In the kitchen they drank coffee. He watched her taking the crême caramel out of the icebox, so it wouldn’t be too cold when the children came home. Then she did indeed sit down across from him, out of reach, just as he had wished, and carefully sharpened pencils, lead pencils for the older child and colored pencils for the younger one, who still went to the école maternelle. As he looked at her, he succeeded little by little in immersing himself in his vision. He heard the water flowing in the gutter of the silent street outside the open window. It gurgled over an occasional jutting stone, and the longer he listened the more his vision expanded; the flowing water turned into a brook, whose gurgling flow related to an almost forgotten event. The pencils, which Beatrice kept turning in her pencil sharpener, RASPED — and suddenly Keuschnig couldn’t remember his own name.
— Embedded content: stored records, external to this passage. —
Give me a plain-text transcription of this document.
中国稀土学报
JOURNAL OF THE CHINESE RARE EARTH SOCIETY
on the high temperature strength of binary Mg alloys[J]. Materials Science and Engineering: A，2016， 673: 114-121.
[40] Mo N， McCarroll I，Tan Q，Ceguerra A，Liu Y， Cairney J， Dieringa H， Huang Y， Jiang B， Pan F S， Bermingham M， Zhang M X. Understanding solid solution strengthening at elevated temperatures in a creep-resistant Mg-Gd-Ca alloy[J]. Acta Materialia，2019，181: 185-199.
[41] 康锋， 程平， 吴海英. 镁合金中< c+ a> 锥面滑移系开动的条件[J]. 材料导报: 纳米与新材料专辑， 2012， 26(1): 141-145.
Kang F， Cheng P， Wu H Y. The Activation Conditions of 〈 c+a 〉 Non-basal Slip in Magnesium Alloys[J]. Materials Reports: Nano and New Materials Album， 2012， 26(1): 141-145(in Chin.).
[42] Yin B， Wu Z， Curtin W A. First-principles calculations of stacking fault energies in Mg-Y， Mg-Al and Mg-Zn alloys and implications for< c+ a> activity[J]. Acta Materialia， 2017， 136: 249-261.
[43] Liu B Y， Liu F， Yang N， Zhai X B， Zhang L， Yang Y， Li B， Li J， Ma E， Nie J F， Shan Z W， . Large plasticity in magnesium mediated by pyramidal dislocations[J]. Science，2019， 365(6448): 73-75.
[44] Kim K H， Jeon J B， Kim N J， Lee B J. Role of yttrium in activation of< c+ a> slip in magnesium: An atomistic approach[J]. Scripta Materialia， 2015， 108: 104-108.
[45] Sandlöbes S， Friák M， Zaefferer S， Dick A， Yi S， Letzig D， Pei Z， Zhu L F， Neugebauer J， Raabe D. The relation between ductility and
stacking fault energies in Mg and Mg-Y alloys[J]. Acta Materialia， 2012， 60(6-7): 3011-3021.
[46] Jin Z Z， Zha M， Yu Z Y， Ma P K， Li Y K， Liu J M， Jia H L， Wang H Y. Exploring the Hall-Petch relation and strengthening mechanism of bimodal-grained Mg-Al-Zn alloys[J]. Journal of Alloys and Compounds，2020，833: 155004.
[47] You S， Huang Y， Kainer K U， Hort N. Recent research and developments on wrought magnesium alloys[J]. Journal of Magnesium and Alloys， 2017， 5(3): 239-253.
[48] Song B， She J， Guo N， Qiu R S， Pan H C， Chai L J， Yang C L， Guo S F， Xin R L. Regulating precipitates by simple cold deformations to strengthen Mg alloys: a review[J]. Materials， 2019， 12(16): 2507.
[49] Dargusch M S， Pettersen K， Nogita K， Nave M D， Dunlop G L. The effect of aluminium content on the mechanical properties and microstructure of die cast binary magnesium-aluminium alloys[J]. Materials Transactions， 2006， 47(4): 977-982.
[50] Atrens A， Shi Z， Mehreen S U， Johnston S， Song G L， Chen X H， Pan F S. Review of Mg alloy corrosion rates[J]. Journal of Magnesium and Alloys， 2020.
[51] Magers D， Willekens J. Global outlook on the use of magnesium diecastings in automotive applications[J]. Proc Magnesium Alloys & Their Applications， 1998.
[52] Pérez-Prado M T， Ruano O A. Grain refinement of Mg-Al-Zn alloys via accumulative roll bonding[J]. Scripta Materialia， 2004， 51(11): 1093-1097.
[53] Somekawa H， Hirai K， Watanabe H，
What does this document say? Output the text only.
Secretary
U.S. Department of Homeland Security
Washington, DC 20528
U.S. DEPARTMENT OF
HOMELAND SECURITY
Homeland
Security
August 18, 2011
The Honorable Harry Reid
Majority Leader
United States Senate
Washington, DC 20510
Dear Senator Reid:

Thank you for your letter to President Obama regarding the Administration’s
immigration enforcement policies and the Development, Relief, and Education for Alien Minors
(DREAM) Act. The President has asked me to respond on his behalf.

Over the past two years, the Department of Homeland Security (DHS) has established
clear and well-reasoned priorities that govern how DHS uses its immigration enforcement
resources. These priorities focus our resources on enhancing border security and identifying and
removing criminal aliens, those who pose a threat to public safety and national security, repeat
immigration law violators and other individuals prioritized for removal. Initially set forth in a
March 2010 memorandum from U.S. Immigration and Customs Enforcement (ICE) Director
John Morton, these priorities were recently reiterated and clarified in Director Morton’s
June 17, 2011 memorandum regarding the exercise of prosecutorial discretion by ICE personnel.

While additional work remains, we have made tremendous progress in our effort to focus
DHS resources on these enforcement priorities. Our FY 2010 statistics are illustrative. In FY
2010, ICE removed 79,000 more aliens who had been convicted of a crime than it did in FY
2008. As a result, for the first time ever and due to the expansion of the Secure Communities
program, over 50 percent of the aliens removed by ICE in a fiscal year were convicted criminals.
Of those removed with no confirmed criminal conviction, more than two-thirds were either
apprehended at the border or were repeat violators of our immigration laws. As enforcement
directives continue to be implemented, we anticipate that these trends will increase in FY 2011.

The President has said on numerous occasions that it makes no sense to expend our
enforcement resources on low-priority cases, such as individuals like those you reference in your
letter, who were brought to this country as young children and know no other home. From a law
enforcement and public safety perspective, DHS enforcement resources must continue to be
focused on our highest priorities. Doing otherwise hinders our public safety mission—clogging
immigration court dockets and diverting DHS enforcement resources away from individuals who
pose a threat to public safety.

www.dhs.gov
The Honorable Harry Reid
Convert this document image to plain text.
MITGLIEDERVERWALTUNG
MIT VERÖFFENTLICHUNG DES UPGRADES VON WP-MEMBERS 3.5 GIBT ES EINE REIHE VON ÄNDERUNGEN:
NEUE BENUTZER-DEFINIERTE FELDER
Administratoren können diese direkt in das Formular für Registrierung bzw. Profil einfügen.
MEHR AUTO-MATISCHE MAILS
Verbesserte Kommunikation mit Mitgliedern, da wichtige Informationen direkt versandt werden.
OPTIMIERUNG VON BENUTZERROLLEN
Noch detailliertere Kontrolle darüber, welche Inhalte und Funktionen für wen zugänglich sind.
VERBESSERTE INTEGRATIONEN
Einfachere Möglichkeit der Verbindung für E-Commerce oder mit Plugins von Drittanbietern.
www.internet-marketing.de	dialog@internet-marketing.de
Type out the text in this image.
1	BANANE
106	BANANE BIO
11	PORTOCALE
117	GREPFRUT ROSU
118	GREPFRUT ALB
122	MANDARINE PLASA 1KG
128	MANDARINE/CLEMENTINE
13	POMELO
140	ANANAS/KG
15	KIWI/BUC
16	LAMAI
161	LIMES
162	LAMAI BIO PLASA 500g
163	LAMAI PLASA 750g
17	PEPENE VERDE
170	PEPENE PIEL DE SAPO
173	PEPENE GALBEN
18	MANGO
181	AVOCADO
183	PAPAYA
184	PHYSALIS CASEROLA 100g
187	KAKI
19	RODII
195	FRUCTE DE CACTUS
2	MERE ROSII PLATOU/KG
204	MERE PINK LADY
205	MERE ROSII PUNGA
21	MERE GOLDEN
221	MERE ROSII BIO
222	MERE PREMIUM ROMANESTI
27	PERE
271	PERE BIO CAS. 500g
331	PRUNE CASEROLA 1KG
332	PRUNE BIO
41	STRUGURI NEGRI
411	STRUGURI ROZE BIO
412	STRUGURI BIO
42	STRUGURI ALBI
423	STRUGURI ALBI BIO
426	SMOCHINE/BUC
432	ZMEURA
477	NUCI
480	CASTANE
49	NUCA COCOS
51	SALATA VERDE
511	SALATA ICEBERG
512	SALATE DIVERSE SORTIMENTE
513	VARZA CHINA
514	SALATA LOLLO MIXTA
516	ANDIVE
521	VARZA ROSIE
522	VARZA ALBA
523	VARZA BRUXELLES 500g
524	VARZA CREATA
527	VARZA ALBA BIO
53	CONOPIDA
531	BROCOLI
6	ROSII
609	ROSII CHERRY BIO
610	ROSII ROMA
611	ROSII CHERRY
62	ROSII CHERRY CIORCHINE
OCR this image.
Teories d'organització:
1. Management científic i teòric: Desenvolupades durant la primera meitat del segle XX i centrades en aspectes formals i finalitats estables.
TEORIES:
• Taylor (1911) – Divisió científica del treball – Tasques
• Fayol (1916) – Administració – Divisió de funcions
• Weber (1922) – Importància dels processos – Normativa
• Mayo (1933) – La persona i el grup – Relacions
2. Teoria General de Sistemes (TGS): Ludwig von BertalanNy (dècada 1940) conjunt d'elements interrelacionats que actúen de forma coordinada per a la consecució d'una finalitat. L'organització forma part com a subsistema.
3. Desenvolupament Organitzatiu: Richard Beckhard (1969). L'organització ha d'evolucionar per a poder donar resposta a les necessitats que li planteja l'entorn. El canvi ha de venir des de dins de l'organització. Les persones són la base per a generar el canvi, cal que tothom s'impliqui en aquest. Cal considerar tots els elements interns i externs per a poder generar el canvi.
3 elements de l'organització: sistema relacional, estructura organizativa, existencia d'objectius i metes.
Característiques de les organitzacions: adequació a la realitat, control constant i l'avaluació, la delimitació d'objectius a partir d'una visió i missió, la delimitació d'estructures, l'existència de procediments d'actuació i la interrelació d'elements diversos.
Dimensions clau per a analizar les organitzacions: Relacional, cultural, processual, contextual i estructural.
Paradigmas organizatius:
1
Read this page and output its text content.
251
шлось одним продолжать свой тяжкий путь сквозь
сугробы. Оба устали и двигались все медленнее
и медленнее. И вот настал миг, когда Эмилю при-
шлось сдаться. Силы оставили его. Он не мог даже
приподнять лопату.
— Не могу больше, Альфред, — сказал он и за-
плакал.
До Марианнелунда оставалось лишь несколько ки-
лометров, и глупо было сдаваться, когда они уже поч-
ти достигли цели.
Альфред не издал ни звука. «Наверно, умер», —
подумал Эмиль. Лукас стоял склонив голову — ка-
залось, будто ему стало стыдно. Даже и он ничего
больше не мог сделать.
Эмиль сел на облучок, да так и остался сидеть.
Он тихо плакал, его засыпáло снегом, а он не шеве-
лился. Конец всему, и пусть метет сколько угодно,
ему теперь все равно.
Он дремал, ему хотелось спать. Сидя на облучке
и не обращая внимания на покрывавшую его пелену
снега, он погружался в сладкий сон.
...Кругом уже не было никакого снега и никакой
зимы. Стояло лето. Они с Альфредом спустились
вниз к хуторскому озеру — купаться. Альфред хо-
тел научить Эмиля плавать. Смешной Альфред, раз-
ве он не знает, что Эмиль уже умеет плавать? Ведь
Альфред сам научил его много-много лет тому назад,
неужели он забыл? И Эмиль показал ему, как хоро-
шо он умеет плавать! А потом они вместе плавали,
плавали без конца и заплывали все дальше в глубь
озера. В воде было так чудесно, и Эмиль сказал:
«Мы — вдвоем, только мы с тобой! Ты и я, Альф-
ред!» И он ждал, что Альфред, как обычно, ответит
He was out of danger as long as so much unfinished business was left on the kitchen table. Kitchen table: those words meant something now. A certainty. He could get up and leave it, yet always come back to this place — where there were red floor tiles and Beatrice, attentively turning pencils but then suddenly holding a pencil still and turning the sharpener, as though a mere fancy in her head had become an embodied wish, as though an impersonal idea had become a personal contradiction or a long-outgrown memory a present emotion. The apartment around him now seemed to be on ground level, yet bright and airy as if it were somewhere high in the sky. — Ecstatically Keuschnig closed his eyes to keep from crying, but also to relish his tears the more.